The structure of the Eleven Plus examination varied over time, and among the different counties which used it. Usually, it consisted of three papers:

•Arithmetic — A mental arithmetic test.

•Writing — An essay question on a general subject.

•General Problem Solving — A test of general knowledge, assessing the ability to apply logic to simple problems.

Most children took the Eleven Plus transfer test examination in their final year of primary school: usually at age 10 or 11

When the system was implemented, the technical schools did not appear on the scale envisaged. Instead, the Tripartite System came to be characterised by fierce competition for places at the prestigious grammar schools. As such, the Eleven Plus took on a particular significance. Rather than allocating according to need or ability, it became seen as a question of passing or failing. This led to the exam becoming widely resented by some although strongly supported by others

As time went on, many policitians and educationalists felt that this system was not fair on the less academic children. For example they felt that local education authority funding was biased towards the grammar schools and so by the 1960's the then Labour Government decided to bring in a Comprehensive System of education. The idea was to abolish the three school system and introduce a more "comprehensive" system where all children were to be taught equally and would all attend the same type of secondary school. Children would no longer have to take the 11 Plus examination to see which secondary school they would go to. This meant that by the 1970's the number of Grammar Schools declined rapidly to be replaced by Comprehensives. The speed of this change varied from local authority to local authority as there was no set time limit for this process to happen. Some grammar schools elected to become private grammar schools, some changed to comprehensives and some remained as local authority grammar schools. The latter group are what we have in England today. In Scotland the system was somewhat different with Academy Schools being the main secondary school. In Wales all grammar schools were phased out by the end of the 1970's.

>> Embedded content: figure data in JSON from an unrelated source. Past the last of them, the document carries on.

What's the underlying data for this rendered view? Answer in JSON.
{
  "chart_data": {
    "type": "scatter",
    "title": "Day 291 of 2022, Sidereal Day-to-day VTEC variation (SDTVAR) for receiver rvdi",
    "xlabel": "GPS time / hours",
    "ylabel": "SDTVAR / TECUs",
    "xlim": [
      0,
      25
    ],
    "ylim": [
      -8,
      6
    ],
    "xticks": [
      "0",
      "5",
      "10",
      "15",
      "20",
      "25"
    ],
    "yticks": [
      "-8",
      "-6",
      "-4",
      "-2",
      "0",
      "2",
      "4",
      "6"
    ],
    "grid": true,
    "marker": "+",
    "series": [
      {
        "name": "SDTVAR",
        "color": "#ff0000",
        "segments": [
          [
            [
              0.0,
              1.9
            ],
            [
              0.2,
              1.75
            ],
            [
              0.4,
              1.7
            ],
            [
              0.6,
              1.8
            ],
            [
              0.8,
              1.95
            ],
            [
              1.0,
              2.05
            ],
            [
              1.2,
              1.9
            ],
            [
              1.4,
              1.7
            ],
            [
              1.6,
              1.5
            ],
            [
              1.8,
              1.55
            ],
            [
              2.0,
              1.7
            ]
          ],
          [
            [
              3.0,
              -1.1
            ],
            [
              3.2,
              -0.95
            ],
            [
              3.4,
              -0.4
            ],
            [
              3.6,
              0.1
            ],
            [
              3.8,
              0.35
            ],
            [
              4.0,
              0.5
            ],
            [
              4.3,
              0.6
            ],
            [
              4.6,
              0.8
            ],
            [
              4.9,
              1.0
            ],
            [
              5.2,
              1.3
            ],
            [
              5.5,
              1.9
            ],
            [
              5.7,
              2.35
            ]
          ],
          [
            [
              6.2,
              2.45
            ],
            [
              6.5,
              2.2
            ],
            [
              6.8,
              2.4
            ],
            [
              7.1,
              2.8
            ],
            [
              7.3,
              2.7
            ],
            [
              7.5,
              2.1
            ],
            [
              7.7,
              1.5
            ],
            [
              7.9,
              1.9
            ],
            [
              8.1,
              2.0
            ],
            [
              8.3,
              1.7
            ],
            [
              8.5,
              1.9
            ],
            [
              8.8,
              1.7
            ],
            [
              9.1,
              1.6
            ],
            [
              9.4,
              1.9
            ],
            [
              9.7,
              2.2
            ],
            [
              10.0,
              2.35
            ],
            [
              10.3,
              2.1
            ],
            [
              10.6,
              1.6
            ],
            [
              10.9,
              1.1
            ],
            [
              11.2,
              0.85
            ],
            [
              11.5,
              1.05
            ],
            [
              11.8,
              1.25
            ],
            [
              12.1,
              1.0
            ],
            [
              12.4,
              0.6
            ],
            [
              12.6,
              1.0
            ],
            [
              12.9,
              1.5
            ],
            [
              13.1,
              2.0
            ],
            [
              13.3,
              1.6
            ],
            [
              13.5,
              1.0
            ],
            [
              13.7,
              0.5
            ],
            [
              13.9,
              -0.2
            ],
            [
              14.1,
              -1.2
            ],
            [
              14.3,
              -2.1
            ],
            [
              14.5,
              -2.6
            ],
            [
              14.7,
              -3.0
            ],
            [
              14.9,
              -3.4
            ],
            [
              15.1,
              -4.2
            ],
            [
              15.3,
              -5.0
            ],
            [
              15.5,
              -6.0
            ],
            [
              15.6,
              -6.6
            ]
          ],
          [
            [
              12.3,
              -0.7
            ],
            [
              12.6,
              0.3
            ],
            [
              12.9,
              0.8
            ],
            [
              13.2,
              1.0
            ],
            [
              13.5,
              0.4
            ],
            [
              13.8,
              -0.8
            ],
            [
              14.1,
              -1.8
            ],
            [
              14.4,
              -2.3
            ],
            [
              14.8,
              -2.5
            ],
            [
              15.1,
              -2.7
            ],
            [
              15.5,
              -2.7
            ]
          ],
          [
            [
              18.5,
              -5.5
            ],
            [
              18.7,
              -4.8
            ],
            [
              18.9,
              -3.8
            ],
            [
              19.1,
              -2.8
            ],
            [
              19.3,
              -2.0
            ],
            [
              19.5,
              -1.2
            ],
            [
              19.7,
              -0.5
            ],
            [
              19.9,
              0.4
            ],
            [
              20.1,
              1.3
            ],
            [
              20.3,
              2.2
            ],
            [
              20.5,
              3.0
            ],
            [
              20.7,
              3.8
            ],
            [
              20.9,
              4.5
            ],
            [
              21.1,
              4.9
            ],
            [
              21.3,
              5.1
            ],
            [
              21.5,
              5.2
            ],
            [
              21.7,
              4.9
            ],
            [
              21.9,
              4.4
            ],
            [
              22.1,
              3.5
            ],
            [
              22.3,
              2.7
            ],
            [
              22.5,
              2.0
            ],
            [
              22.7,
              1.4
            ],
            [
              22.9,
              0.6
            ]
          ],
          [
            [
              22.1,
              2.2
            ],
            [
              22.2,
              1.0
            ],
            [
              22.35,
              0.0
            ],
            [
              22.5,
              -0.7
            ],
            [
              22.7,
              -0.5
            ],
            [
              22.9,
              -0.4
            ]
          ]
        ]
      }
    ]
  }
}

I began my period of education by entering the infant class of Welholme Road primary school in 1939. My subsequent path was through the four forms of the boys department to encounter the workings of the Butler Act in 1945. From there my future was to be determined by how well I did in the 11Plus tests. I actually came out on the border between the Grammar and Technical strands and to decide what would really benefit me I was subject to an oral examination held in the education office chaired by Grimsby's director of education. All I can remember is walking up the grand staircase in the Eleanor Street HQ and being asked to tell the board how I would make my way home.

Based on my face to face oral abilities it was decided that I would benefit from being in the grammar school stream so in September 1945, kitted out with a school uniform of badged blazer and cap, with a new bike, I cycled to the three miles Highfield to start on, what the director of education had described as, the Golden Road.